Gordon is also the executive producer of Superbook, the reimagined animation series, whose mission is to bring the stories of the Bible to the children of the world. The new Superbook has been broadcast to 118 million viewers in 75 countries.
Gordon has also produced award-winning special programs such as Temple of Heaven, filmed in Beijing, China, in 2002; the three-time Emmy-nominated documentary Made in Israel in 2013; and The Hope: The Rebirth of Israel in 2015.
Gordon and his wife, Katharyn, reside in Virginia with their three children.
Wendy Griffith is a Co-host for The 700 Club and an Anchor and Senior Reporter for the Christian Broadcasting Network based in Virginia Beach, Virginia. In addition to The 700 Club, Wendy co-anchors Christian World News, a weekly show that focuses on the triumphs and challenges of the global church. (https://www.facebook.com/CBNCWN).
Wendy started her career at CBN on Capitol Hill, where she was the networkÂ’s Congressional Correspondent during the Impeachment trial of former President Bill Clinton. She then moved to the Virginia Beach headquarters in 2000 to concentrate on stories with a more spiritual emphasis. She has also traveled internationally, covering stories such as the hostage drama of missionaries Martin and Gracia Burnham in the Philippines, the spiritual crisis over homosexuality in the Episcopal Church, the 2006 war between Israel and Hezbollah in northern Israel and more recently, she traveled to Jordan for an in-depth look at the plight of Syrian refugees who escaped from their war-torn country to find refuge in Jordan.

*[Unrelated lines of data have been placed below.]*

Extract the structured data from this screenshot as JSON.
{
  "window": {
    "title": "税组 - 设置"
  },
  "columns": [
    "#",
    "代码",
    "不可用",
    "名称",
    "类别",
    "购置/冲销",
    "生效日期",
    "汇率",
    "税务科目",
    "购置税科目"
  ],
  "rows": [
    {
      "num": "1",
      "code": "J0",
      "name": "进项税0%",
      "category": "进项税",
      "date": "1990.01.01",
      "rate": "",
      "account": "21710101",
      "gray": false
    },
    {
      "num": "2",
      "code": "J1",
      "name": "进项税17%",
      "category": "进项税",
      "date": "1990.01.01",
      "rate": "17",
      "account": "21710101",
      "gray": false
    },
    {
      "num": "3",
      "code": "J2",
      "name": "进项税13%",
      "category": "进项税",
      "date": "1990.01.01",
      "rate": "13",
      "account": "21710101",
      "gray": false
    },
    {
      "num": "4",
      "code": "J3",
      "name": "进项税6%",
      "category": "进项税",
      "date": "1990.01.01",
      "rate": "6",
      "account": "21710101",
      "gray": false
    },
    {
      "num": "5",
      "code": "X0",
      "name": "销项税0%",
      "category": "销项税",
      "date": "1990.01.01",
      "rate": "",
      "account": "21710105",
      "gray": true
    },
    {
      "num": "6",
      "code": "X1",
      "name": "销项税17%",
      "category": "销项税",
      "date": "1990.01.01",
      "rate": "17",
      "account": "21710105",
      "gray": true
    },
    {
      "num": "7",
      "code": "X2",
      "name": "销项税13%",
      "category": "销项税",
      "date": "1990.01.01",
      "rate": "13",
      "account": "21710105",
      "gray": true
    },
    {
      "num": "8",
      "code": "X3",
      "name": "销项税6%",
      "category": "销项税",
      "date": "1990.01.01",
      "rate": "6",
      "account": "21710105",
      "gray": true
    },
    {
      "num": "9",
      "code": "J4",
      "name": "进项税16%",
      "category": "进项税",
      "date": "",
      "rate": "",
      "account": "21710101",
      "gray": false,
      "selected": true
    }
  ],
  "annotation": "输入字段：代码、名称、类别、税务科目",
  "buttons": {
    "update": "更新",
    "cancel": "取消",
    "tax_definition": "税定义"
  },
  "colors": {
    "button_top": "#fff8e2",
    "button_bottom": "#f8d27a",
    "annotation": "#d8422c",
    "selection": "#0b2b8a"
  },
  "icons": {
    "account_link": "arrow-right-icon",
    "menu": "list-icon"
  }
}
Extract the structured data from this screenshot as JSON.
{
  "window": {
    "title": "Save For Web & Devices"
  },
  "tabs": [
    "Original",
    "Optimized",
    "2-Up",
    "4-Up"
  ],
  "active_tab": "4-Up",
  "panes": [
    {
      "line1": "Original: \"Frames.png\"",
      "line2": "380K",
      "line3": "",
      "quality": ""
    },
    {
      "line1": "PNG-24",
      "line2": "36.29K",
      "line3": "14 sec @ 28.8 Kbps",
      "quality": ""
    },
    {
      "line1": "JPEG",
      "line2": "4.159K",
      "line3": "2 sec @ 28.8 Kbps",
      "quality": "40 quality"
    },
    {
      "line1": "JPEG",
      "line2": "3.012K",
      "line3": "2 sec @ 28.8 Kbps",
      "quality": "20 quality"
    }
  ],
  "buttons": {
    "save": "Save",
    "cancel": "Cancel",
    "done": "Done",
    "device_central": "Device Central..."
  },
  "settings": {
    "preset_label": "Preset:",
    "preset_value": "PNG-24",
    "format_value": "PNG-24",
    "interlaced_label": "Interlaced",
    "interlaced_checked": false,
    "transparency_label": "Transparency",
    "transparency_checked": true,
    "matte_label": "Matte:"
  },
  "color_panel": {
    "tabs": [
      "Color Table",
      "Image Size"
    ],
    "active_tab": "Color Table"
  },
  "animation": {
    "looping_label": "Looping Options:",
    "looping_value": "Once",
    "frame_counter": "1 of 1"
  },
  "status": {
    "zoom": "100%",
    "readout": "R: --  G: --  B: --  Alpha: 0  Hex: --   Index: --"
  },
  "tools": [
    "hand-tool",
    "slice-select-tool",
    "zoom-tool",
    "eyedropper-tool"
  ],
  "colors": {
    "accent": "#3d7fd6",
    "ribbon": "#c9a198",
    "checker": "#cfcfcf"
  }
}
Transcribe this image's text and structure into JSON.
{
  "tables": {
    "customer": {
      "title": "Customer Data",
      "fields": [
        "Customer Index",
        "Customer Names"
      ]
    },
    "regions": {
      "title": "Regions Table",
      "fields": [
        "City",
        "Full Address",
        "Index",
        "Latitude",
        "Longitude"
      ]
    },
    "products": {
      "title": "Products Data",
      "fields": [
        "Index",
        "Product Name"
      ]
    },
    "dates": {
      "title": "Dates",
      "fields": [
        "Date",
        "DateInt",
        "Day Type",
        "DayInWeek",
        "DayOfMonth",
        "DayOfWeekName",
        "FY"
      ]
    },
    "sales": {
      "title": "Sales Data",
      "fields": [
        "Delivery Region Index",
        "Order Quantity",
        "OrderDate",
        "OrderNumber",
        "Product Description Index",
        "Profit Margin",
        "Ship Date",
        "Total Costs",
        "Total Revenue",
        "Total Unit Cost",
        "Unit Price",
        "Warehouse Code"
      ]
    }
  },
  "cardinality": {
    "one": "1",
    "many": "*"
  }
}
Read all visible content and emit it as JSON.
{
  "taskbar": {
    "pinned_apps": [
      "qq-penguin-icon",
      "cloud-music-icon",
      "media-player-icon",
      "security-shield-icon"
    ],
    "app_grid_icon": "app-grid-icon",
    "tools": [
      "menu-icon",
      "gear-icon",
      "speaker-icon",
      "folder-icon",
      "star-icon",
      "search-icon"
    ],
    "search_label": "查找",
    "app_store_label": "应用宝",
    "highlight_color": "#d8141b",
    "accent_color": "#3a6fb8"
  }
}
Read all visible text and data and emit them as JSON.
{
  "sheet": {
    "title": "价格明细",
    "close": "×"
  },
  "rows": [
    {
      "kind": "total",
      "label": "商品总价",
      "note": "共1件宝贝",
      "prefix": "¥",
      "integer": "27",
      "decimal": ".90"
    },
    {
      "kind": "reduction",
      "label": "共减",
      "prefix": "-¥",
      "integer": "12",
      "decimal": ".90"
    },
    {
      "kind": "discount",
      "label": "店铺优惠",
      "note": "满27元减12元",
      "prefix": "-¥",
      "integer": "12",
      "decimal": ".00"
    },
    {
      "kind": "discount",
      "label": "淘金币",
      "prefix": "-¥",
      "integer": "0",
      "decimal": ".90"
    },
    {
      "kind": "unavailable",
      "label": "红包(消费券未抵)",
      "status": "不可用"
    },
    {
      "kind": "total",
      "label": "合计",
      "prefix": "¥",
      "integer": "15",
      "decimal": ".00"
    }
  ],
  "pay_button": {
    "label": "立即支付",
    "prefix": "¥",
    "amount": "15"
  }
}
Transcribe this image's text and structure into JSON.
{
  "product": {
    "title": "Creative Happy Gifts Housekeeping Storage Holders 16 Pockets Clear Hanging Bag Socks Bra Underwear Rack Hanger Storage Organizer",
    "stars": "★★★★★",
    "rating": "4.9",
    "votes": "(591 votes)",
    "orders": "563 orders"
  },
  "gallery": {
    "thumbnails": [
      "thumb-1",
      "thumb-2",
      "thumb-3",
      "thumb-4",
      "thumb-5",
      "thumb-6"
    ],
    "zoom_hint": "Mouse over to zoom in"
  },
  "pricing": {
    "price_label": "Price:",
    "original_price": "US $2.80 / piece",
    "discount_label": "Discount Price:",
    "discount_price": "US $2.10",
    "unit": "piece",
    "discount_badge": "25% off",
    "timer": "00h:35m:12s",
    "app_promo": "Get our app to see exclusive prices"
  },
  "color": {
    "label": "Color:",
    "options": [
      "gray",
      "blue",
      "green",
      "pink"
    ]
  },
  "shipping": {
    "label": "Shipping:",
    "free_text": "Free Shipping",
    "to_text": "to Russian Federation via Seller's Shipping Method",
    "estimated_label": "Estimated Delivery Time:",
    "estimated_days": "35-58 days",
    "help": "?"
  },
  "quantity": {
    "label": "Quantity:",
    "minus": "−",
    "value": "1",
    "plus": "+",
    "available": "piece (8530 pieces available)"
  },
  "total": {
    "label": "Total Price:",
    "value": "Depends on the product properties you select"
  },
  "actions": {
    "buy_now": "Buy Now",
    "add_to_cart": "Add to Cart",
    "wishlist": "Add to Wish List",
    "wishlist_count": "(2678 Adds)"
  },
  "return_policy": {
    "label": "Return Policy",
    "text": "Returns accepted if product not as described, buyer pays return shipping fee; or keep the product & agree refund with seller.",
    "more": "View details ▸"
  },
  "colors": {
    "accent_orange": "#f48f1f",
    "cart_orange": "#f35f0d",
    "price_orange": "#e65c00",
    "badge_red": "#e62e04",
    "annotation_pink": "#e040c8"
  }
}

She began her television career at NBC affiliate KYEL-TV in Yuma, Ariz., in 1987 after graduating from West Virginia University in 1986 with a B.S. in Journalism. She then went on to work in several television markets across the country as an anchor/reporter, including two stints at ABC affiliate WCHS-TV in Charleston, West Virginia, her hometown. Wendy became a first time author in September of 2011 when she co-authored her first book, Praying the News, Your Prayers are More Powerful than You know. Her second book, You are a Prize to be Won! Don't settle for Less than God's Best, was released in January 2014.